Aprovechando la interrupción, se despachó otro vaso de Rioja, que despenaba sin empacho ninguno y que como había asegurado al principio de nuestra conversación, pasaba el color directamente a sus orejas.
-Menos mal que vamos a la pensión andando. Bueno, a lo que vamos. A la hora de lanzar vino el problema; con el aire en contra, el hilo gordo y los plomos de fondo del pantano que para el mar son chicos, se me quedaba el cebo a quince o veinte metros. Esa zona es buena, es la que dicen rebalaje, pero con el levante y el poco peso, el cebo ca dos por tres en la arena. De toas formas, no había pega, se lanza más seguido y arreglao. No llevaba allí una hora cuando una de las cañas pegó un viaje que me hizo saltar de la silla. El pescao era bueno por cómo tiraba y cómo después se vió, pero como había buen hilo lo saqué sin despeinarme, y sin dar tiempo a que me se enfriaran las orejas ya lo tenía en la calle. Yo miraba pa tos laos deseando de que me viera alguien, pero estaba más solo que la una. Asín que como no había con quien presumir le saqué el anzuelo y a la nevera. Luego Jacinto la pesó y me dijo que era una baila con setecientos gramos ¡Olé las bailas! Volví a cebar la caña, la lancé de nuevo y me metí en el coche por que ya estaba cayendo la noche y empezaba a refrescar. Abrí el bocadillo y le ayudé a pasar con un buen Marqués de Cáceres. Entre el vino y el calorcillo de la manta, en cuanto acabé el Malboro, empecé a quedarme dormío y en eso la campana de la caña grande, que parecía sonando la de la catedral de Guadalupe en día de romería. ¡La madre que me parió!, pegué un brinco del coche y en lo que se tarda en decirlo ya estaba liando carrete. Cuando noto que el tirón viene de dentro de la tierra y no del agua. Me vuelvo y lo veo. Un guarro de lo menos setenta kilos bufando con el hilo en la boca.

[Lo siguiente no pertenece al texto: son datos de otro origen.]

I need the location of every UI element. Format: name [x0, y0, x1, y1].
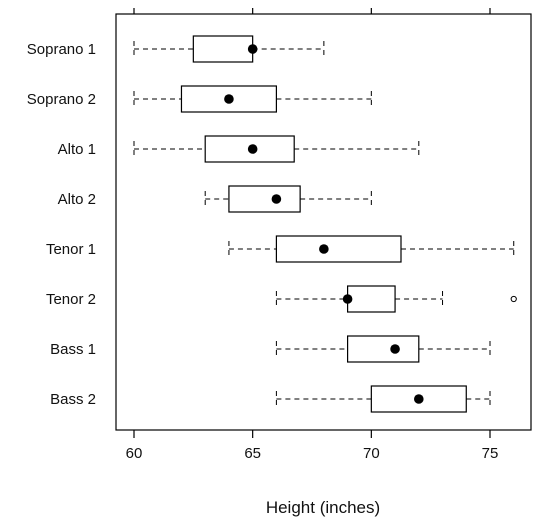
boxplot-marks: Soprano 1 Soprano 2 Alto 1 Alto 2 Tenor 1 Ten…: [27, 35, 517, 413]
box-group: Bass 1: [50, 335, 491, 363]
median-dot: [390, 344, 400, 354]
outlier-point: [510, 295, 517, 303]
plot-frame: [115, 13, 532, 431]
iqr-box: [228, 185, 301, 213]
category-label: Bass 1: [50, 341, 96, 358]
box-group: Soprano 2: [27, 85, 372, 113]
box-group: Soprano 1: [27, 35, 325, 63]
median-dot: [271, 194, 282, 204]
category-label: Alto 2: [58, 191, 96, 208]
iqr-box: [192, 35, 254, 63]
x-axis-title: Height (inches): [266, 498, 380, 517]
box-group: Tenor 1: [46, 235, 515, 263]
x-tick-label: 75: [482, 445, 499, 462]
box-group: Alto 1: [58, 135, 420, 163]
box-group: Tenor 2: [46, 285, 517, 313]
box-group: Bass 2: [50, 385, 491, 413]
median-dot: [342, 294, 353, 304]
median-dot: [414, 394, 424, 404]
category-label: Tenor 2: [46, 291, 96, 308]
x-tick-label: 70: [363, 445, 380, 462]
category-label: Alto 1: [58, 141, 96, 158]
category-label: Soprano 2: [27, 91, 96, 108]
x-tick-label: 65: [244, 445, 261, 462]
axes: 60 65 70 75: [126, 8, 499, 462]
x-tick-label: 60: [126, 445, 143, 462]
median-dot: [247, 144, 258, 154]
median-dot: [247, 44, 258, 54]
box-group: Alto 2: [58, 185, 372, 213]
iqr-box: [347, 285, 396, 313]
iqr-box: [275, 235, 402, 263]
median-dot: [224, 94, 234, 104]
iqr-box: [347, 335, 420, 363]
category-label: Bass 2: [50, 391, 96, 408]
category-label: Soprano 1: [27, 41, 96, 58]
median-dot: [319, 244, 329, 254]
category-label: Tenor 1: [46, 241, 96, 258]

Ahora, con el asunto madurao, y muchas veces hablao, la explicación parece fácil: cuando sale la luna, los guarros acuden a revolcarse y escarbar en la orilla del mar, buscando las lombrices que son su delirio. Aquel bicho se tropezó con el peazo lombrigón que yo había puesto de cebo y que el viento y las olas habían devuelto a la playa y se lo tragó sin pensárselo. Al tirón se le clavó el anzuelo en el gaznate y al tirar yo, sin saber de lo que tiraba, se lo metió hasta los tuétanos. Como estos bichos tienen los dientes más repartíos que Luciano el de la Sangres, se conoce que el sedal se le metió entre diente y diente y por más que mordía no lo cortaba. El bicho que se sintió herío y me vio, hizo por mí, por lo que no me quedó más remedio que salir corriendo hasta que el agua me llegó a la barriga. El guarro tiraba encolerizao, pero yo no estaba dispuesto a soltar la caña y que se perdiera, asín que le daba hilo y cuando se venía pa mí, corría y recogía. En la desesperación y las carreras me ví el móvil colgando del cuello y se me ocurrió llamar al Jacinto. Le dije lo que había y la media hora que tardó en llegar, me se fue en carreras por dentro del agua con el cochino detrás pero sin meterse. Cuando tiraba, el anzuelo le rajaba la garganta y como le dolía aflojaba, pero me se venía otra vez sin dejarme salir del agua. Asín hasta que apareció el Jacinto. Yo no vi na con los faros del coche en el hocico, pero oí el tiro y el suspiro del guarro. Salí del agua, pegando unos tiritones que a poco me se descompone el espinazo, ¡Joder qué frío! Antes que acudieran al tiro los del Seprona, que por aquí andan mucho, lo trincamos y al maletero. En llegando al pueblo, yo me fui pa la pensión y me pegué una ducha caliente. Cuando vine ya cambiao, el guarro estaba desollao y colgando en el patio de la taberna. El primer jabalín pescao de la historia de Almería, y he tenío que venir yo de Cáceres a “pescarlo” ¡Olé los de Cáceres!